We in our mortal flesh, living never more than a skin away from pain, are like to think of Shabble as a careless immortal. But, while it is certain that Shabble lives longer and safer than any of us — for Shabble’s body is a full-size sun, set in its own separate universe, interfaced with the local cosmos only by means of a cunning transponder which outwardly looks like a sun in miniature — yet even Shabble can be hurt, and has been. It is difficult to hurt Shabble, but the therapists of the Golden Gulag knew how. Oh yes! They knew how, and on occasion put theory into practice.

The therapists?

The Golden Gulag?

These will have to await their own chroniclers. For this is but a modest tale, dealing only with a few days in the life of Untunchilamon, with a struggle for the wishstone and the fate of some of the wonderworkers (and others) who became involved in that struggle.

This is not, then, the Omnium conceived of by the literary theoretician Sinja Larthelme, he whom those who would have themselves thought of as wise must pretend to hold in such high regard. In this account, many things are touched upon which ‘thou must pursue in scholarship thyself if thou wouldst know more of them,’ as Eric the Wise said to the over-valorous Uri of legend on the occasion of their famous debate outside the notorious Stench Caves of Logthok Norgos (into which the bright-smiling Uri ultimately ventured alone, and may be venturing still for all we know).

[The Golden Gulag mentioned by the Originator appears to be his personal invention. Despite the claim made above, the Originator does later elaborate this invention at length, claiming in the course of such elaboration to reveal the Truth which lies hidden behind the veils of the Days of Wrath. Yet an exhaustive search of the Archives for collaboration of these tales of the Gulag uncovers no mention of it whatsoever. In truth, scholarship knows virtually nothing of humanity’s mode of existence before the wars of the Days of Wrath. This Insertion by Order of Indorjed, Archivist Superior.]

[The naive should note that the unrelenting labours of the world’s best scholars have failed to produce even so much as a definitive date for the Days of Wrath. They are generally supposed to have taken place between 9,000 and 20,000 years Before Present; it is generally agreed that no closer dating can be arrived at. The airy exactitude of the Originator should be seen against this background. This Insertion by Order of Than, Chronologer Superior.]

[Here seventeen spurious Insertions by various hands have been deleted. One suspects that Insertions by some are valued for their own sake. That some see careers in terms of the creation of quantity rather than quality. The over-ambitious younger generation must learn that, in scholarship as in other things, continence is a virtue. By Order, Jonquiri 0, Disiciplinarian Superior.]

Well, then.

You have seen the start of our history.

A malign Power of some description — most probably a hideous demon in the process of breaking through into our innocent and unsuspecting world from the World Beyond — has subjected Injiltaprajura to a massive energy drain. Shabble, the bright-voiced imitator of suns, has been forced to flee Downstairs lest this energy drain end Shabble’s life entirely.

What now?

Why, the tale of the wishstone and the wonderworkers begins, and proceeds to its conclusion.

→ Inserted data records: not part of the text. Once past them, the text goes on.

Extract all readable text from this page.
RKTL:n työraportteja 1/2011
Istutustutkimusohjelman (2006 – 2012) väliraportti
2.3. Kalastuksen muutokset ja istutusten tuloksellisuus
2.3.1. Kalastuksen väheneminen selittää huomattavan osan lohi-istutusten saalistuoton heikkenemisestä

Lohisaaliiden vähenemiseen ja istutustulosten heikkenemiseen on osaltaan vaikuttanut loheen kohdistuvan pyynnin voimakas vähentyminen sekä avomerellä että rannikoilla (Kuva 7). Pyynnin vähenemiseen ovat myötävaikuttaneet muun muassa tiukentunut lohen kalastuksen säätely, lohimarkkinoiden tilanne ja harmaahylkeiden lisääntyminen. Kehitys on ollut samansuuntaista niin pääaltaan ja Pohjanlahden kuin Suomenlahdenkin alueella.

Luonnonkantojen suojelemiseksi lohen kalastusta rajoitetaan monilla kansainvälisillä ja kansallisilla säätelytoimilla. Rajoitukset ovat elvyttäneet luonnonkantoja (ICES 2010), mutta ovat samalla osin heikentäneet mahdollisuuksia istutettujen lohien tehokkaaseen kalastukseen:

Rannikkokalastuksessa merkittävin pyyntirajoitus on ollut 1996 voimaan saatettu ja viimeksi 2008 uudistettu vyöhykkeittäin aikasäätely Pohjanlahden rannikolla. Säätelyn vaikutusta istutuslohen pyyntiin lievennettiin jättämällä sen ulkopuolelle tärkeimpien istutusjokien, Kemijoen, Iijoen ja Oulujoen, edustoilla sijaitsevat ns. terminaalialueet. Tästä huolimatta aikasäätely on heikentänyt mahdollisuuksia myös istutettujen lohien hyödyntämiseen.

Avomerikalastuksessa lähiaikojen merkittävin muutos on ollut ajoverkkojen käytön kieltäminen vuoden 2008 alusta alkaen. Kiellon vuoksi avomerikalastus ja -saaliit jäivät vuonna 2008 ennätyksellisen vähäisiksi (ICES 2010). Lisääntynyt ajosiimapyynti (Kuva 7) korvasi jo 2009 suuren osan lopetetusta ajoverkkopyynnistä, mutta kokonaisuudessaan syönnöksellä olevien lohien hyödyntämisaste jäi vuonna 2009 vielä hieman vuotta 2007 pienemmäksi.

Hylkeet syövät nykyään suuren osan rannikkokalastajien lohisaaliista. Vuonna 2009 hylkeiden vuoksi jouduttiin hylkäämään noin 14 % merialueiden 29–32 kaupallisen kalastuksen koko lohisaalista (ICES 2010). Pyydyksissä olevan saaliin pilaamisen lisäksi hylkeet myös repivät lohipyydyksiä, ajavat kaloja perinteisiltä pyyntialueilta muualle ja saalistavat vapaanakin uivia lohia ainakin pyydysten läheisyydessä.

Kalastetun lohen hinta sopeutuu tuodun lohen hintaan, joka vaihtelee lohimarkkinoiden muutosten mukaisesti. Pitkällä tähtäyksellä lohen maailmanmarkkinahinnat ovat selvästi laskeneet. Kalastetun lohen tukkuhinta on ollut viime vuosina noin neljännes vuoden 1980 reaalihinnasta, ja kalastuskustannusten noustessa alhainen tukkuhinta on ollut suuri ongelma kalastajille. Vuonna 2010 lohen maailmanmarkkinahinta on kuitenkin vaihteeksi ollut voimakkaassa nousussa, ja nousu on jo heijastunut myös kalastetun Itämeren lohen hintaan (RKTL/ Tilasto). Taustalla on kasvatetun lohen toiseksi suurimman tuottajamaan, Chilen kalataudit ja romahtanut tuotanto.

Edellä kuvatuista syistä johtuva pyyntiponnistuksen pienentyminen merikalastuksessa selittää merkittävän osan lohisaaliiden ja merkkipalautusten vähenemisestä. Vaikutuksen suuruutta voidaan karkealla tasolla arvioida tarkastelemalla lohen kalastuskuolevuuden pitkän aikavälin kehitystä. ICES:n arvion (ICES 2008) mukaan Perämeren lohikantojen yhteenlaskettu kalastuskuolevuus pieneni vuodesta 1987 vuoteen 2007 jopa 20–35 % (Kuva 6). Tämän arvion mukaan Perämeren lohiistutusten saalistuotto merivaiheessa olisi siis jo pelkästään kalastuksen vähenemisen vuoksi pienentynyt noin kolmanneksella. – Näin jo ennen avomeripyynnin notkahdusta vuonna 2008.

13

You know the setting and the scope of the action. If then you deem our history to be worthy of your attention, read on. If not, then may the mephitic stench of a million dead scorpions enfold you, may cesspool fevers rack your bones for the next five thousand years, may worms the colour of mastic ooze from your ears, and may your flesh decay until it becomes soft as a mango lost for a month in a dungheap.

And may you dwell in the house of your mother-in-law forever.